Since the past several months, I have been in two minds on the place of conversation within photography. And every time I attend a photography festival, I realise why my thoughts tend to veer in two opposite directions.
The pioneering colourist William Eggleston had once said, “Whatever it is about pictures, photographs, it’s just about impossible to follow up with words. They don’t have anything to do with each other.” There is, of course, great irony in the fact that I subscribe to Eggleston’s distrust for words. Having written on the medium for the greater part of a decade, I have indulged in precisely what he warns against. And yet it was six months ago at Silk Inspire 2017, that I reassessed my thoughts, and realised why there is a conflict in the first place. What is it about photo festivals and conferences that speak to each one of us? And what is it about them that we should be wary of?
Photography Festival – Delve Deep Inside The Work Of Someone You Admire
Photo festivals allow us to transpose ourselves into the minds of others. Behind every photographer is a human being, with his or her delightful little contradictions. A festival is a space that allows us to engage with photography, and with photographers. It lets us discover the person behind the persona, the quirks, the motivations, the failings, it is where the personal meets the photographic.
This moment of connection may take place when the photographer is on stage, but often, happens elsewhere, away from the arclights. It may happen when you observe how they initiate a conversation over lunch, or how their eyes light up at any visual opportunity. It may happen if they choose to be vulnerable, while talking to you. It may happen if you allow yourself to be vulnerable enough, to respond. It may happen, like a lot of beautiful things in the world, over beer. It may happen, in between.
For instance, a couple of days after Silk Inspire, my friend Natasha asked Zack Arias and Seshu if they’d like to explore Mapusa and make some pictures. I tagged along for the conversation (and the impending pork sorpotel). An hour into our walk, I was making a portrait of my friend with the mirror of a bike reflecting light on her face. My peripheral vision caught Zack looking at me, seeing what I saw. Quietly but instinctively, he turned the mirror by the slightest of degrees.
Before Silk Inspire, I was intricately aware of Zack’s visual journey, having followed his photos and his online discourse over the years. But in that one splitsecond, I connected to Zack Arias more than I ever had.

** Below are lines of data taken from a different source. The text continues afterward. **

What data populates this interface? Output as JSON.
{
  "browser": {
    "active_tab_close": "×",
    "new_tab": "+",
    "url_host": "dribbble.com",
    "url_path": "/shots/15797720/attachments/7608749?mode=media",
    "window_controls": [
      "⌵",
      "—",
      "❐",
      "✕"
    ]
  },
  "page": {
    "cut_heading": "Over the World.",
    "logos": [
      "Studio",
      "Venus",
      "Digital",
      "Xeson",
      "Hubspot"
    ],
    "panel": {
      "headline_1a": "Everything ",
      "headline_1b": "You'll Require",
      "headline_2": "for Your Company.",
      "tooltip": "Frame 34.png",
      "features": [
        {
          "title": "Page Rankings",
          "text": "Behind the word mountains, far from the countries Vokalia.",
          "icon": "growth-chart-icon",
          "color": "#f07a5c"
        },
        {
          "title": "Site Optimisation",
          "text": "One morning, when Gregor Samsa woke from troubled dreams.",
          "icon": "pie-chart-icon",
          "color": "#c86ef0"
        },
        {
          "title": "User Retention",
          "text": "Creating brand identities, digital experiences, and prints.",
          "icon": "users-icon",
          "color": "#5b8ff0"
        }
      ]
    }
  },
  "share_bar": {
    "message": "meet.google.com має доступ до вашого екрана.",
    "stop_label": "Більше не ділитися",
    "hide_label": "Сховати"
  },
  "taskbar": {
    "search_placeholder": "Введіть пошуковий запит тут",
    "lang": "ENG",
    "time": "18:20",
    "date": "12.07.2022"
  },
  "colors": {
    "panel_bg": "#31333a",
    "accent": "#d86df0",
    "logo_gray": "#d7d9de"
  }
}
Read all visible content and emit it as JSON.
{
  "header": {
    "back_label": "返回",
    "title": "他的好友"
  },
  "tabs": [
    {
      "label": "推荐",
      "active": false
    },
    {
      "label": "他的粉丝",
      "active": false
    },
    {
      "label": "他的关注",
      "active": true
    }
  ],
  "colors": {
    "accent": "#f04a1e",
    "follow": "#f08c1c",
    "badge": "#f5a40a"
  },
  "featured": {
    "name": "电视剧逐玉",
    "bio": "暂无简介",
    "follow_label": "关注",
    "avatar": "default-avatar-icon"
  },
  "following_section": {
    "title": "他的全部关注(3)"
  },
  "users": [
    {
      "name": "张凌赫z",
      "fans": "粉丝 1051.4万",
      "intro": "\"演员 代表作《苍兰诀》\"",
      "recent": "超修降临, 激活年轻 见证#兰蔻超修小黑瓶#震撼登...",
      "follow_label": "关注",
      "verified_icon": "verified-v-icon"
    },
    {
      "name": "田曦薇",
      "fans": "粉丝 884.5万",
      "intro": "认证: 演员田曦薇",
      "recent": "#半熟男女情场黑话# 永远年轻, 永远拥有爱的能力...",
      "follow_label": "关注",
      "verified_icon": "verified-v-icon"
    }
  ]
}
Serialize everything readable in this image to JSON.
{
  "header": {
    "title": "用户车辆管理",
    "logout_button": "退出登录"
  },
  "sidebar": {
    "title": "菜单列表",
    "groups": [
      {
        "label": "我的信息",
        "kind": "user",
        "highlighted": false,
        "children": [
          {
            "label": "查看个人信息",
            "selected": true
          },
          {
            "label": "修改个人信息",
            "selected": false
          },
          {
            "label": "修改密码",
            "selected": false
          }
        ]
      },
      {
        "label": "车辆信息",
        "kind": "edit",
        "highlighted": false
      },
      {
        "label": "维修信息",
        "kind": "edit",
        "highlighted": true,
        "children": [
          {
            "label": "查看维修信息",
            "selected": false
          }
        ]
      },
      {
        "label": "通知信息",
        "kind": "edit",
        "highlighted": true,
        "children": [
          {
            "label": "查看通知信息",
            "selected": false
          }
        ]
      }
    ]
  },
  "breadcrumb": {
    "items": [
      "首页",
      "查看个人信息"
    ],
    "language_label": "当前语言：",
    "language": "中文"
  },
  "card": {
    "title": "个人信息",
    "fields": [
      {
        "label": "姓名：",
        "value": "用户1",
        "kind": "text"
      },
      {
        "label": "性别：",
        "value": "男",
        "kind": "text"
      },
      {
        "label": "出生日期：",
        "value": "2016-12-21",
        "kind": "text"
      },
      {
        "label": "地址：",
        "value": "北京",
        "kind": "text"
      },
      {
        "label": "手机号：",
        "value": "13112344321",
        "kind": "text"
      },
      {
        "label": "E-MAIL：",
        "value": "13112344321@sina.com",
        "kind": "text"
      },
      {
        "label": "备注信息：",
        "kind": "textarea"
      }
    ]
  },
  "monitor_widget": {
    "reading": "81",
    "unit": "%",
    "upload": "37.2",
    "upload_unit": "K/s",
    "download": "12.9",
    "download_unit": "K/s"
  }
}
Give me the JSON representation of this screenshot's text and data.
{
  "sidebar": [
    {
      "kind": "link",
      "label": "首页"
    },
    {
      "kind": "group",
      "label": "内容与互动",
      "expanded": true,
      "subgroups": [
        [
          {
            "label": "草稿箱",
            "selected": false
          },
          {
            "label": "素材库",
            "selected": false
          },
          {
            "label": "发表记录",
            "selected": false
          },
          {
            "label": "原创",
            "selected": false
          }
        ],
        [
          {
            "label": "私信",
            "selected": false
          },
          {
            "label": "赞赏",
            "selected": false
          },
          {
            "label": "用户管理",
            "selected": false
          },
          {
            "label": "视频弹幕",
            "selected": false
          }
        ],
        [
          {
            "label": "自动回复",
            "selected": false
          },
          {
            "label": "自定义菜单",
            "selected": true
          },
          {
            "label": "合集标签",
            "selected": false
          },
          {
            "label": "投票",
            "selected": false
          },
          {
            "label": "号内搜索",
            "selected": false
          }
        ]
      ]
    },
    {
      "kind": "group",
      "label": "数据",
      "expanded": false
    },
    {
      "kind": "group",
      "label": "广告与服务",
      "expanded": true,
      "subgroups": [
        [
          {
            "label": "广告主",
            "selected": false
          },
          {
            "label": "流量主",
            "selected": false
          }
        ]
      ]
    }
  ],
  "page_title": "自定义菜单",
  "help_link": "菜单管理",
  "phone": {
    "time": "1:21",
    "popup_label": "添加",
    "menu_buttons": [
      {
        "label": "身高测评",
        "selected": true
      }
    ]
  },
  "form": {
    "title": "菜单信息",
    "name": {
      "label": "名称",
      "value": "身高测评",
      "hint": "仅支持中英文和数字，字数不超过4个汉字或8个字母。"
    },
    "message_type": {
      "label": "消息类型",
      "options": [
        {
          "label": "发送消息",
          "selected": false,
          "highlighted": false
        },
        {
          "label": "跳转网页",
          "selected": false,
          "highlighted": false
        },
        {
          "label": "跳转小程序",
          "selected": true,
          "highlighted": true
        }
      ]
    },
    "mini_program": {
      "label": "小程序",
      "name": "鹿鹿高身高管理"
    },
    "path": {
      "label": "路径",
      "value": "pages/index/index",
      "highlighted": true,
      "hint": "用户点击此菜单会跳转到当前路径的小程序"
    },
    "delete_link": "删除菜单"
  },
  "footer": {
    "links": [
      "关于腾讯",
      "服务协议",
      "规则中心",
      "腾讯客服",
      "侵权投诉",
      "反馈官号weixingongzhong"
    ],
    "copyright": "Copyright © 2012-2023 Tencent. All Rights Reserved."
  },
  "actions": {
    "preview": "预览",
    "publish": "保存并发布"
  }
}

In a world of intermingling chatter, nuance seems to have been left behind. Even while writing on photography, it is only the rare interview that manages to go within. Others merely skim the surface. A photography festival allows us to delve deep inside the work of someone who we admire, as long as we keep our eyes open and look beyond the obvious.
Are We Able To Go Beyond?
Usually, the first thing that we notice about a photographer is their subject matter. Jen Huang, for instance, photographs delicate, understated objects that speak of the wedding story. Erika and Lanny Mann revel in photographing the chaos that lies within joy.
The photographer’s craft is the next thing we tend to notice, and, I daresay, obsess over. How does Jeff Newsom conjure up these unimaginable double exposures? How does Sergey Ivanov create these crazy worlds digitally? Of course, we trivialise the very idea of craft, by assuming that it is a coming together of gear and technique. Craft is a conversation that a craftsman has had with his or her tools over months, years and decades. It’s not about which gimmick from a bag of tricks do I unveil. Will the Magmod help me shape light in the way Jesus shaped the waters? Will the new Profoto make me Two Mann? No man.
Craft is relatively obvious. A way of seeing, not as much. Is a photographer able to marry his or her craft with vision? Does their sensitivity to light meet sensitivity to emotion?
The next step to appreciating a photographer’s work is probably the toughest. It is when we go beyond recognising what they see and the way they see it, to actually seeing why they see the way they see.
The Piece That Completes The Puzzle
For however much we may study someone’s work or fanboy over their Instagram feed, being able to experience the artist can be a crucial step in being able to experience the art. It is a tiny step, like a small part of a giant jigsaw, but it is usually the piece that completes the puzzle.
The problem with too much talk, to come back to what Eggleston said, is that it can become an echo chamber. I strongly believe that wedding photography in India is facing a crisis of authorship. While I hope that festivals and conferences can help us get past trends, I sometimes wonder if they only perpetuate them.
I never thought that I’d quote Spider-Man in the same piece where I am quoting William Eggleston (though hey, both are photographers, one can say). Silk does Inspire. But inspiration is a powerful thing, and with great power, comes great responsibility. Studying the work of others is an important step in finding one’s own path, but not an excuse in merely following them on the road that they have crafted. We need to sensitise ourselves to observe the little things. We need to sensitise ourselves to go beyond.